Tenotomy-induced muscle atrophy is sex-specific and independent of NFκB.

机构信息

Program in Physical Therapy, Washington University School of Medicine, St. Louis, United States.

Department of Orthopaedic Surgery, Washington University School of Medicine, St Louis, United States.

出版信息

Elife. 2022 Dec 12;11:e82016. doi: 10.7554/eLife.82016.

DOI:10.7554/eLife.82016
PMID:36508247
原文链接:https://pmc.ncbi.nlm.nih.gov/articles/PMC9873255/
Abstract

The nuclear factor-κB (NFκB) pathway is a major thoroughfare for skeletal muscle atrophy and is driven by diverse stimuli. Targeted inhibition of NFκB through its canonical mediator IKKβ effectively mitigates loss of muscle mass across many conditions, from denervation to unloading to cancer. In this study, we used gain- and loss-of-function mouse models to examine the role of NFκB in muscle atrophy following rotator cuff tenotomy - a model of chronic rotator cuff tear.
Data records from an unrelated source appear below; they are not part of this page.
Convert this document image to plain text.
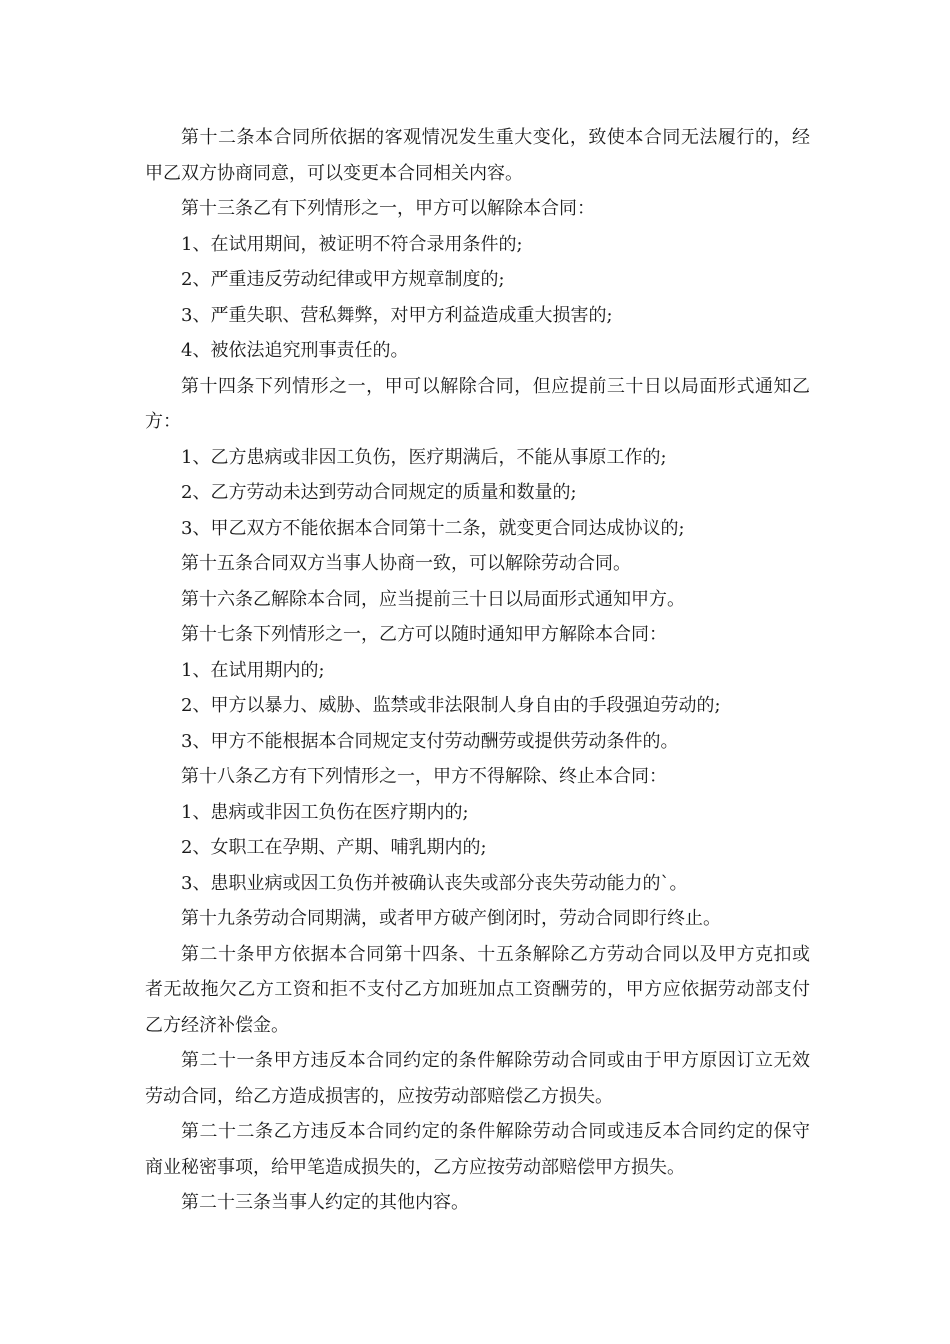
第十二条本合同所依据的客观情况发生重大变化，致使本合同无法履行的，经甲乙双方协商同意，可以变更本合同相关内容。

第十三条乙有下列情形之一，甲方可以解除本合同：

1、在试用期间，被证明不符合录用条件的;

2、严重违反劳动纪律或甲方规章制度的;

3、严重失职、营私舞弊，对甲方利益造成重大损害的;

4、被依法追究刑事责任的。

第十四条下列情形之一，甲可以解除合同，但应提前三十日以局面形式通知乙方：

1、乙方患病或非因工负伤，医疗期满后，不能从事原工作的;

2、乙方劳动未达到劳动合同规定的质量和数量的;

3、甲乙双方不能依据本合同第十二条，就变更合同达成协议的;

第十五条合同双方当事人协商一致，可以解除劳动合同。

第十六条乙解除本合同，应当提前三十日以局面形式通知甲方。

第十七条下列情形之一，乙方可以随时通知甲方解除本合同：

1、在试用期内的;

2、甲方以暴力、威胁、监禁或非法限制人身自由的手段强迫劳动的;

3、甲方不能根据本合同规定支付劳动酬劳或提供劳动条件的。

第十八条乙方有下列情形之一，甲方不得解除、终止本合同：

1、患病或非因工负伤在医疗期内的;

2、女职工在孕期、产期、哺乳期内的;

3、患职业病或因工负伤并被确认丧失或部分丧失劳动能力的`。

第十九条劳动合同期满，或者甲方破产倒闭时，劳动合同即行终止。

第二十条甲方依据本合同第十四条、十五条解除乙方劳动合同以及甲方克扣或者无故拖欠乙方工资和拒不支付乙方加班加点工资酬劳的，甲方应依据劳动部支付乙方经济补偿金。

第二十一条甲方违反本合同约定的条件解除劳动合同或由于甲方原因订立无效劳动合同，给乙方造成损害的，应按劳动部赔偿乙方损失。

第二十二条乙方违反本合同约定的条件解除劳动合同或违反本合同约定的保守商业秘密事项，给甲笔造成损失的，乙方应按劳动部赔偿甲方损失。

第二十三条当事人约定的其他内容。
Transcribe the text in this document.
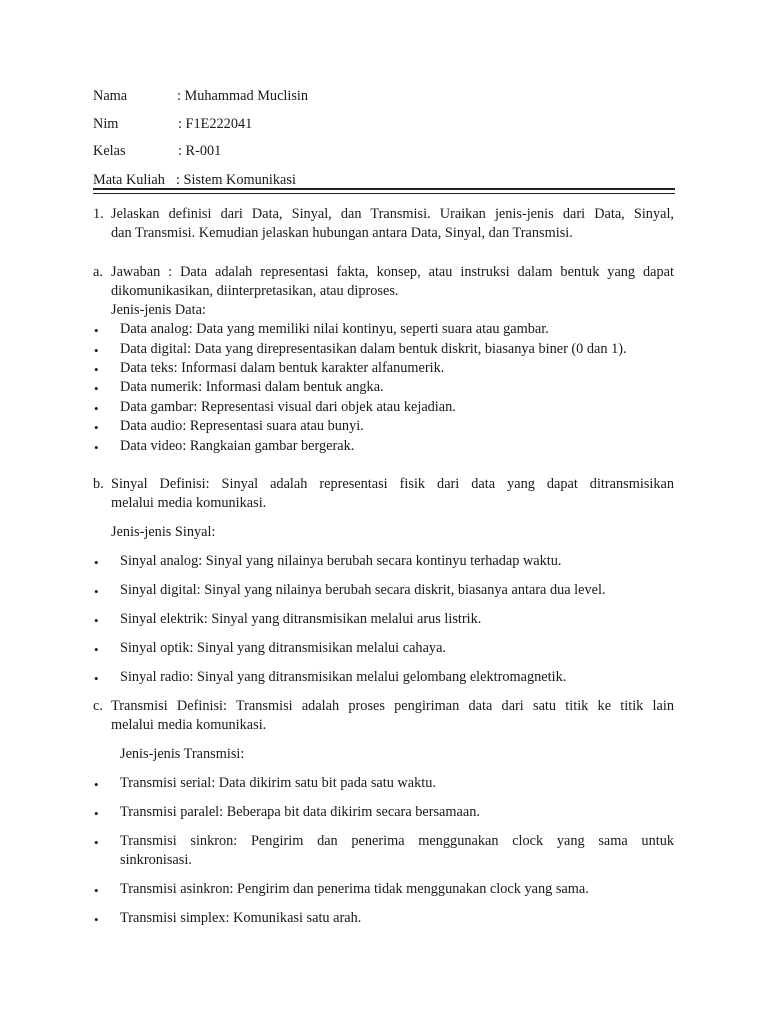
Nama	: Muhammad Muclisin
Nim	: F1E222041
Kelas	: R-001
Mata Kuliah : Sistem Komunikasi
1. Jelaskan definisi dari Data, Sinyal, dan Transmisi. Uraikan jenis-jenis dari Data, Sinyal,
dan Transmisi. Kemudian jelaskan hubungan antara Data, Sinyal, dan Transmisi.
a. Jawaban : Data adalah representasi fakta, konsep, atau instruksi dalam bentuk yang dapat
dikomunikasikan, diinterpretasikan, atau diproses.
Jenis-jenis Data:
• Data analog: Data yang memiliki nilai kontinyu, seperti suara atau gambar.
• Data digital: Data yang direpresentasikan dalam bentuk diskrit, biasanya biner (0 dan 1).
• Data teks: Informasi dalam bentuk karakter alfanumerik.
• Data numerik: Informasi dalam bentuk angka.
• Data gambar: Representasi visual dari objek atau kejadian.
• Data audio: Representasi suara atau bunyi.
• Data video: Rangkaian gambar bergerak.
b. Sinyal Definisi: Sinyal adalah representasi fisik dari data yang dapat ditransmisikan
melalui media komunikasi.
Jenis-jenis Sinyal:
• Sinyal analog: Sinyal yang nilainya berubah secara kontinyu terhadap waktu.
• Sinyal digital: Sinyal yang nilainya berubah secara diskrit, biasanya antara dua level.
• Sinyal elektrik: Sinyal yang ditransmisikan melalui arus listrik.
• Sinyal optik: Sinyal yang ditransmisikan melalui cahaya.
• Sinyal radio: Sinyal yang ditransmisikan melalui gelombang elektromagnetik.
c. Transmisi Definisi: Transmisi adalah proses pengiriman data dari satu titik ke titik lain
melalui media komunikasi.
Jenis-jenis Transmisi:
• Transmisi serial: Data dikirim satu bit pada satu waktu.
• Transmisi paralel: Beberapa bit data dikirim secara bersamaan.
• Transmisi sinkron: Pengirim dan penerima menggunakan clock yang sama untuk
sinkronisasi.
• Transmisi asinkron: Pengirim dan penerima tidak menggunakan clock yang sama.
• Transmisi simplex: Komunikasi satu arah.
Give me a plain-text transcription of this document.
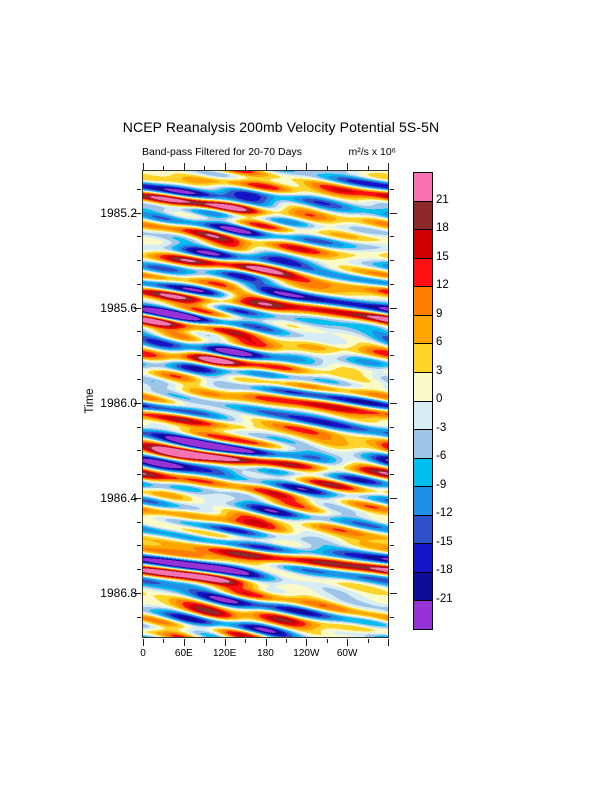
NCEP Reanalysis 200mb Velocity Potential 5S-5N
Band-pass Filtered for 20-70 Days	m²/s x 10⁶
Time
0	60E	120E	180	120W	60W
1985.2
1985.6
1986.0
1986.4
1986.8
21
18
15
12
9
6
3
0
-3
-6
-9
-12
-15
-18
-21
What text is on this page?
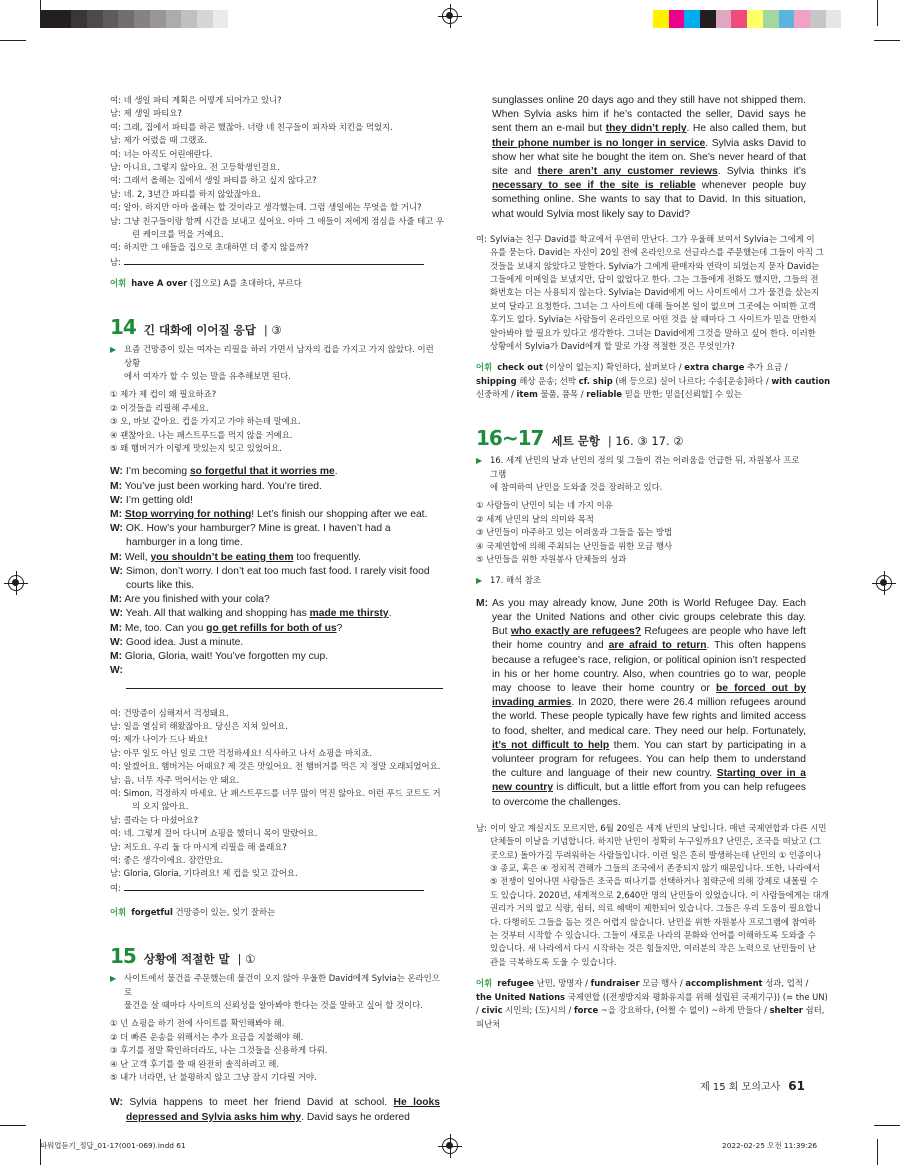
여: 네 생일 파티 계획은 어떻게 되어가고 있니?
남: 제 생일 파티요?
여: 그래, 집에서 파티를 하곤 했잖아. 너랑 네 친구들이 피자와 치킨을 먹었지.
남: 제가 어렸을 때 그랬죠.
여: 너는 아직도 어린애란다.
남: 아니요, 그렇지 않아요. 전 고등학생인걸요.
여: 그래서 올해는 집에서 생일 파티를 하고 싶지 않다고?
남: 네. 2, 3년간 파티를 하지 않았잖아요.
여: 알아. 하지만 아마 올해는 할 것이라고 생각했는데. 그럼 생일에는 무엇을 할 거니?
남: 그냥 친구들이랑 함께 시간을 보내고 싶어요. 아마 그 애들이 저에게 점심을 사줄 테고 우
린 케이크를 먹을 거예요.
여: 하지만 그 애들을 집으로 초대하면 더 좋지 않을까?
남:
어휘 have A over (집으로) A를 초대하다, 부르다
14 긴 대화에 이어질 응답 | ③
▶ 요즘 건망증이 있는 여자는 리필을 하러 가면서 남자의 컵을 가지고 가지 않았다. 이런 상황
에서 여자가 할 수 있는 말을 유추해보면 된다.
① 제가 제 컵이 왜 필요하죠?
② 이것들을 리필해 주세요.
③ 오, 바보 같아요. 컵을 가지고 가야 하는데 말예요.
④ 괜찮아요. 나는 패스트푸드를 먹지 않을 거예요.
⑤ 왜 햄버거가 이렇게 맛있는지 잊고 있었어요.
W: I’m becoming so forgetful that it worries me.
M: You’ve just been working hard. You’re tired.
W: I’m getting old!
M: Stop worrying for nothing! Let’s finish our shopping after we eat.
W: OK. How’s your hamburger? Mine is great. I haven’t had a hamburger in a long time.
M: Well, you shouldn’t be eating them too frequently.
W: Simon, don’t worry. I don’t eat too much fast food. I rarely visit food courts like this.
M: Are you finished with your cola?
W: Yeah. All that walking and shopping has made me thirsty.
M: Me, too. Can you go get refills for both of us?
W: Good idea. Just a minute.
M: Gloria, Gloria, wait! You’ve forgotten my cup.
W:
여: 건망증이 심해져서 걱정돼요.
남: 일을 열심히 해왔잖아요. 당신은 지쳐 있어요.
여: 제가 나이가 드나 봐요!
남: 아무 일도 아닌 일로 그만 걱정하세요! 식사하고 나서 쇼핑을 마치죠.
여: 알겠어요. 햄버거는 어때요? 제 것은 맛있어요. 전 햄버거를 먹은 지 정말 오래되었어요.
남: 음, 너무 자주 먹어서는 안 돼요.
여: Simon, 걱정하지 마세요. 난 패스트푸드를 너무 많이 먹진 않아요. 이런 푸드 코트도 거
의 오지 않아요.
남: 콜라는 다 마셨어요?
여: 네. 그렇게 걸어 다니며 쇼핑을 했더니 목이 말랐어요.
남: 저도요. 우리 둘 다 마시게 리필을 해 올래요?
여: 좋은 생각이에요. 잠깐만요.
남: Gloria, Gloria, 기다려요! 제 컵을 잊고 갔어요.
여:
어휘 forgetful 건망증이 있는, 잊기 잘하는
15 상황에 적절한 말 | ①
▶ 사이트에서 물건을 주문했는데 물건이 오지 않아 우울한 David에게 Sylvia는 온라인으로
물건을 살 때마다 사이트의 신뢰성을 알아봐야 한다는 것을 말하고 싶어 할 것이다.
① 넌 쇼핑을 하기 전에 사이트를 확인해봐야 해.
② 더 빠른 운송을 위해서는 추가 요금을 지불해야 해.
③ 후기를 정말 확인하더라도, 나는 그것들을 신용하게 다뤄.
④ 난 고객 후기를 쓸 때 완전히 솔직하려고 해.
⑤ 내가 너라면, 난 불평하지 않고 그냥 잠시 기다릴 거야.
W: Sylvia happens to meet her friend David at school. He looks depressed and Sylvia asks him why. David says he ordered
sunglasses online 20 days ago and they still have not shipped them. When Sylvia asks him if he’s contacted the seller, David says he sent them an e-mail but they didn’t reply. He also called them, but their phone number is no longer in service. Sylvia asks David to show her what site he bought the item on. She’s never heard of that site and there aren’t any customer reviews. Sylvia thinks it’s necessary to see if the site is reliable whenever people buy something online. She wants to say that to David. In this situation, what would Sylvia most likely say to David?
여: Sylvia는 친구 David를 학교에서 우연히 만난다. 그가 우울해 보여서 Sylvia는 그에게 이
유를 묻는다. David는 자신이 20일 전에 온라인으로 선글라스를 주문했는데 그들이 아직 그
것들을 보내지 않았다고 말한다. Sylvia가 그에게 판매자와 연락이 되었는지 묻자 David는
그들에게 이메일을 보냈지만, 답이 없었다고 한다. 그는 그들에게 전화도 했지만, 그들의 전
화번호는 더는 사용되지 않는다. Sylvia는 David에게 어느 사이트에서 그가 물건을 샀는지
보여 달라고 요청한다. 그녀는 그 사이트에 대해 들어본 일이 없으며 그곳에는 어떠한 고객
후기도 없다. Sylvia는 사람들이 온라인으로 어떤 것을 살 때마다 그 사이트가 믿을 만한지
알아봐야 할 필요가 있다고 생각한다. 그녀는 David에게 그것을 말하고 싶어 한다. 이러한
상황에서 Sylvia가 David에게 할 말로 가장 적절한 것은 무엇인가?
어휘 check out (이상이 없는지) 확인하다, 살펴보다 / extra charge 추가 요금 /
shipping 해상 운송; 선박 cf. ship (배 등으로) 실어 나르다; 수송[운송]하다 / with caution
신중하게 / item 물품, 품목 / reliable 믿을 만한; 믿을[신뢰할] 수 있는
16~17 세트 문항 | 16. ③ 17. ②
▶ 16. 세계 난민의 날과 난민의 정의 및 그들이 겪는 어려움을 언급한 뒤, 자원봉사 프로그램
에 참여하여 난민을 도와줄 것을 장려하고 있다.
① 사람들이 난민이 되는 네 가지 이유
② 세계 난민의 날의 의미와 목적
③ 난민들이 마주하고 있는 어려움과 그들을 돕는 방법
④ 국제연합에 의해 주최되는 난민들을 위한 모금 행사
⑤ 난민들을 위한 자원봉사 단체들의 성과
▶ 17. 해석 참조
M: As you may already know, June 20th is World Refugee Day. Each year the United Nations and other civic groups celebrate this day. But who exactly are refugees? Refugees are people who have left their home country and are afraid to return. This often happens because a refugee’s race, religion, or political opinion isn’t respected in his or her home country. Also, when countries go to war, people may choose to leave their home country or be forced out by invading armies. In 2020, there were 26.4 million refugees around the world. These people typically have few rights and limited access to food, shelter, and medical care. They need our help. Fortunately, it’s not difficult to help them. You can start by participating in a volunteer program for refugees. You can help them to understand the culture and language of their new country. Starting over in a new country is difficult, but a little effort from you can help refugees to overcome the challenges.
남: 이미 알고 계실지도 모르지만, 6월 20일은 세계 난민의 날입니다. 매년 국제연합과 다른 시민
단체들이 이날을 기념합니다. 하지만 난민이 정확히 누구일까요? 난민은, 조국을 떠났고 (그
곳으로) 돌아가길 두려워하는 사람들입니다. 이런 일은 흔히 발생하는데 난민의 ① 인종이나
③ 종교, 혹은 ④ 정치적 견해가 그들의 조국에서 존중되지 않기 때문입니다. 또한, 나라에서
⑤ 전쟁이 일어나면 사람들은 조국을 떠나기를 선택하거나 침략군에 의해 강제로 내몰릴 수
도 있습니다. 2020년, 세계적으로 2,640만 명의 난민들이 있었습니다. 이 사람들에게는 대개
권리가 거의 없고 식량, 쉼터, 의료 혜택이 제한되어 있습니다. 그들은 우리 도움이 필요합니
다. 다행히도 그들을 돕는 것은 어렵지 않습니다. 난민을 위한 자원봉사 프로그램에 참여하
는 것부터 시작할 수 있습니다. 그들이 새로운 나라의 문화와 언어를 이해하도록 도와줄 수
있습니다. 새 나라에서 다시 시작하는 것은 힘들지만, 여러분의 작은 노력으로 난민들이 난
관을 극복하도록 도울 수 있습니다.
어휘 refugee 난민, 망명자 / fundraiser 모금 행사 / accomplishment 성과, 업적 /
the United Nations 국제연합 ((전쟁방지와 평화유지를 위해 설립된 국제기구)) (= the UN)
/ civic 시민의; (도)시의 / force ~을 강요하다, (어쩔 수 없이) ~하게 만들다 / shelter 쉼터,
피난처
제 15 회 모의고사 61
파워업듣기_정답_01-17(001-069).indd 61	2022-02-25 오전 11:39:26
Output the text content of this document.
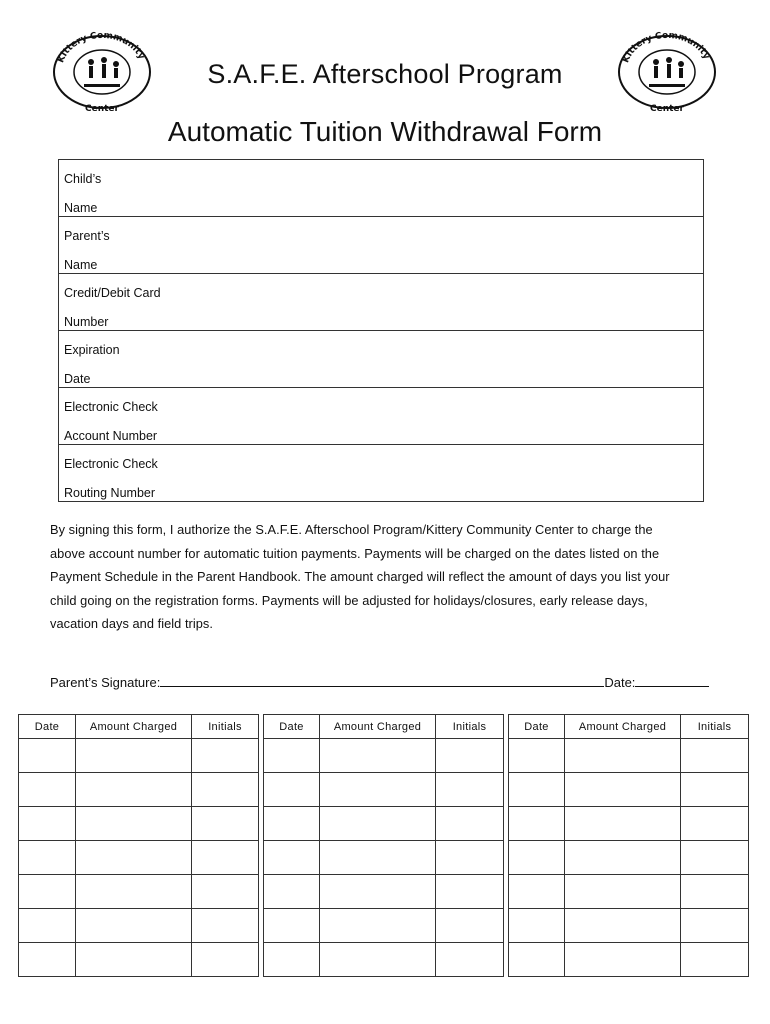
Kittery Community
Center
Kittery Community
Center
S.A.F.E. Afterschool Program
Automatic Tuition Withdrawal Form
Child’s
Name
Parent’s
Name
Credit/Debit Card
Number
Expiration
Date
Electronic Check
Account Number
Electronic Check
Routing Number
By signing this form, I authorize the S.A.F.E. Afterschool Program/Kittery Community Center to charge the
above account number for automatic tuition payments. Payments will be charged on the dates listed on the
Payment Schedule in the Parent Handbook. The amount charged will reflect the amount of days you list your
child going on the registration forms. Payments will be adjusted for holidays/closures, early release days,
vacation days and field trips.
Parent’s Signature:	Date:
Date	Amount Charged	Initials

			Date	Amount Charged	Initials

			Date	Amount Charged	Initials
IKKβ was knocked down or constitutively activated in muscle-specific inducible transgenic mice to elicit a twofold gain or loss of NFκB signaling. Surprisingly, neither knockdown of IKKβ nor overexpression of caIKKβ significantly altered the loss of muscle mass following tenotomy. This finding was consistent across measures of morphological adaptation (fiber cross-sectional area, fiber length, fiber number), tissue pathology (fibrosis and fatty infiltration), and intracellular signaling (ubiquitin-proteasome, autophagy). Intriguingly, late-stage tenotomy-induced atrophy was exacerbated in male mice compared with female mice. This sex specificity was driven by ongoing decreases in fiber cross-sectional area, which paralleled the accumulation of large autophagic vesicles in male, but not female muscle. These findings suggest that tenotomy-induced atrophy is not dependent on NFκB and instead may be regulated by autophagy in a sex-specific manner.

摘要

核因子-κB(NFκB)通路是骨骼肌萎缩的主要途径,受多种刺激驱动。通过其经典介质 IKKβ 靶向抑制 NFκB 可有效减轻多种情况下的肌肉质量损失,从去神经支配到卸载到癌症。在这项研究中,我们使用了 gain- 和 loss-of-function 小鼠模型来研究 NFκB 在肩袖 Tenotomy 后肌肉萎缩中的作用 - 一种慢性肩袖撕裂模型。在肌肉特异性诱导型转基因小鼠中敲低或组成型激活 IKKβ,以引发 NFκB 信号的两倍增益或损失。令人惊讶的是,敲低 IKKβ或过表达 caIKKβ都没有显着改变 Tenotomy 后肌肉质量的损失。这一发现与形态适应的各种测量结果一致(纤维横截面积、纤维长度、纤维数量)、组织病理学(纤维化和脂肪浸润)和细胞内信号(泛素-蛋白酶体、自噬)。有趣的是,与雌性小鼠相比,雄性小鼠晚期 Tenotomy 诱导的萎缩更为严重。这种性别特异性是由纤维横截面积的持续下降驱动的,这与雄性肌肉中大量自噬小体的积累相平行,但雌性肌肉中没有。这些发现表明,Tenotomy 诱导的萎缩不依赖于 NFκB,而是可能以性别特异性方式受到自噬的调节。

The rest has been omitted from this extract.